Prices drop over the course of a sale based on “discount cadences” devised by the liquidator, Carpenter said. Relying on models, liquidators can see when and by how much to mark down merchandise in different categories.
Michael Hammer’s “Faster, Cheaper, Better,” a 2010 management book, was being sold 20 percent off on March 2, and was 30 percent off on March 15. On Amazon, it was marked down 43 percent as of March 22.
Empty Third Floor
By March 21, the third floor of the Broadway store was largely bare, with ropes across empty aisles. The remaining art books were shelved with cookbooks, and CDs and DVDs were spilling off racks near the checkout counter.
Borders said that, in addition to closing more than 200 stores, the bankrupt retailer will cut its most expensive leases, expand customer reward programs and add other products to its lineup of books. On March 19, the company slotted another 25 stores for closing.
The chain said it will use the money from the liquidators to refurbish its 442 remaining stores and capitalize on the shifting habits of shoppers.
One of them, Tantaniqua Potts, 34, was in the Broadway store buying three CDs last week. Though she said liquidation sale “deals could be better,” Potts added that she plans to buy Borders’ Kobo e-reader, marked down to $69.99 from $139.99.
Building E-Book Business
Borders, whose market capitalization has shrunk by more than $3 billion since 1998, said one of the changes that drove it into Chapter 11 -- the rise of digital formats -- now offers it a chance to use restructuring to build its e-book business.
Book sales in the U.S. peaked at $16.8 billion in 2005 and totaled $16.5 billion last year, Wahlstrom said, citing U.S. Census data. Books were still a $23.9 billion-a-year industry in 2009, including textbooks and e-books, he said.
E-book sales doubled to $441.3 million last year, accounting for 8.3 percent of revenue from trade books, according to the American Association of Publishers.
Michael Stone, co-founder of the Beanstalk Group, a company that advises on brand licensing to clients including Procter & Gamble Co. and Black & Decker Corp., said Borders missed the e-commerce revolution.

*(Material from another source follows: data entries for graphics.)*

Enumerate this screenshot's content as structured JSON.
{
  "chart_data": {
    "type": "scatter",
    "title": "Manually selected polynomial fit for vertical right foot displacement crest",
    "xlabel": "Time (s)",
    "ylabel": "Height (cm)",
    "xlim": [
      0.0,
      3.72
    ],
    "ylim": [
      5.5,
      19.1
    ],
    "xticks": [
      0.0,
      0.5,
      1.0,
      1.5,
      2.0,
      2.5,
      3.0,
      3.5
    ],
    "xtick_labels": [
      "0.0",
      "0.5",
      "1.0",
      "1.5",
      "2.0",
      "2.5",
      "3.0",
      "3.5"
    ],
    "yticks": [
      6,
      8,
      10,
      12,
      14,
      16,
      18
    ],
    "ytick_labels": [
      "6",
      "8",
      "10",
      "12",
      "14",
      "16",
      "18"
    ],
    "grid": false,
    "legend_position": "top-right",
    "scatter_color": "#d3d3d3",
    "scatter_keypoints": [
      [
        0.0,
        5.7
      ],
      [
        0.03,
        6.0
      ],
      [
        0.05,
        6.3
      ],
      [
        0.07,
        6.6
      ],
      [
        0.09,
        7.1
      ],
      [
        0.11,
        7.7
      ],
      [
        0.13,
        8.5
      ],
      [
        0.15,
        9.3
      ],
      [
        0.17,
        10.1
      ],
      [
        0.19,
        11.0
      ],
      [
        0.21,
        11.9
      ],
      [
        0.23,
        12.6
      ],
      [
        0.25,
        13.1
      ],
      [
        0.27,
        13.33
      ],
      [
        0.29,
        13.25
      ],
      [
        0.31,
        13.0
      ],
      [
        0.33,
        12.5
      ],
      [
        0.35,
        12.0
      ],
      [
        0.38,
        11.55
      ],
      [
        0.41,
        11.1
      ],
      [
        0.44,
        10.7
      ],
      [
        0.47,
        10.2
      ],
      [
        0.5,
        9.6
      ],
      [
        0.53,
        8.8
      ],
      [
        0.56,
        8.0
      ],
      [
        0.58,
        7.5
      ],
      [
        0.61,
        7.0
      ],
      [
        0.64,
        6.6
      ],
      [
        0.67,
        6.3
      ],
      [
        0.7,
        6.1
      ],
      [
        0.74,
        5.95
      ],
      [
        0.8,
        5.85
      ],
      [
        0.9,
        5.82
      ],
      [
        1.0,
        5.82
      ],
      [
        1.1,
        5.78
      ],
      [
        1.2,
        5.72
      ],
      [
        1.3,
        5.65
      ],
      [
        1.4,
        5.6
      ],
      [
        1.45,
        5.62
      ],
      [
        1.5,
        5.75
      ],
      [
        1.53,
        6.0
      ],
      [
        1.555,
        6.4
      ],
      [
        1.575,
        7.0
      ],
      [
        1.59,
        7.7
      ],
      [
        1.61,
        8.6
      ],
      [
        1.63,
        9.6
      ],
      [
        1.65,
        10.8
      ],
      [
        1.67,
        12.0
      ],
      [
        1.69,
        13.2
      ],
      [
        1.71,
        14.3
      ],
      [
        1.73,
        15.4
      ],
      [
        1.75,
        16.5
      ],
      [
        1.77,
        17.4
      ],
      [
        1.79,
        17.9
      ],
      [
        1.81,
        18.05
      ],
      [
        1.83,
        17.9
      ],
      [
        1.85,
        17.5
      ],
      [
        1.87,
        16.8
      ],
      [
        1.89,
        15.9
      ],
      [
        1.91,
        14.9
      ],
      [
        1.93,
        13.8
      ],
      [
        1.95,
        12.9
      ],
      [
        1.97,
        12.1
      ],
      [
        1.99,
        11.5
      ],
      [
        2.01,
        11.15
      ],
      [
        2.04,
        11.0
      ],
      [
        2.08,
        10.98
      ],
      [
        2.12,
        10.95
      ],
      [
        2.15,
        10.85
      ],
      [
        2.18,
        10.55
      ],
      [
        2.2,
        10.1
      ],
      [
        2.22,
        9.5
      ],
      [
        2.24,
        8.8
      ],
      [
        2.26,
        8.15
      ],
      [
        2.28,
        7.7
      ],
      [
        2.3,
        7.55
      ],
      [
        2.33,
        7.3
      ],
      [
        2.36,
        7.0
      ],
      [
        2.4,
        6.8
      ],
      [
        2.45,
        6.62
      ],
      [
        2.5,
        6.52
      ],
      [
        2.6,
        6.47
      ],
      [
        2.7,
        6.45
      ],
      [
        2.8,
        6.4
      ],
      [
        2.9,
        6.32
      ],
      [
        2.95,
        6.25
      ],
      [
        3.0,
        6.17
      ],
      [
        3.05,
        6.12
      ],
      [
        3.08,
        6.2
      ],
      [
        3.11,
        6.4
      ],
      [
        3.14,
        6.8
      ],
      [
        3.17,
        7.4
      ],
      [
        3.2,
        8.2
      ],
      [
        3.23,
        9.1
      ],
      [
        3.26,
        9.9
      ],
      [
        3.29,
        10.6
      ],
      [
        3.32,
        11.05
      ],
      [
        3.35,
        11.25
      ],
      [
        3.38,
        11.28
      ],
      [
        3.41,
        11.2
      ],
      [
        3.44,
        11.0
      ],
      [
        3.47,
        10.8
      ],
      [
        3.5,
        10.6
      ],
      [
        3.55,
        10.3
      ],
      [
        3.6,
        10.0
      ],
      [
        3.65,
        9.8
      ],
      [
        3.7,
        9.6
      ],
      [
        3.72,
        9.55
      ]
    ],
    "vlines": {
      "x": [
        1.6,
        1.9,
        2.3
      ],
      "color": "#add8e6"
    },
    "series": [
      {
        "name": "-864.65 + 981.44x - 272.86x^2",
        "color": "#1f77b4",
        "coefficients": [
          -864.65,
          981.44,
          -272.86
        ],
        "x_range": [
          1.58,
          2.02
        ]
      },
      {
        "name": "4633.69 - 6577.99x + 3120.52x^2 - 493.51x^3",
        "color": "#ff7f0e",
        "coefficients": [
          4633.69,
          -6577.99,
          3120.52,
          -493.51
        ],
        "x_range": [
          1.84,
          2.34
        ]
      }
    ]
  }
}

“I’m not sure they can compete with Amazon, Barnes & Noble, and Wal-Mart,” Stone said. “Amazon is a now a complete powerhouse in this category.”
Eddie Edwards, 56, a former lawyer from Ohio, walked through the Broadway store with an armful of finance books, including “The Futures” and “The Great American Bank Robbery.” Still, he said, good deals were hard to come by.
“Prices are cheaper on Amazon,” he said.
Borders fell 17 cents today to close at 26 cents a share in over the counter trading. Barnes & Noble rose 1 cent to $9.72 in New York Stock Exchange composite trading.
The case is In re Borders Group Inc., 11-10614, U.S. Bankruptcy Court, Southern District of New York (Manhattan).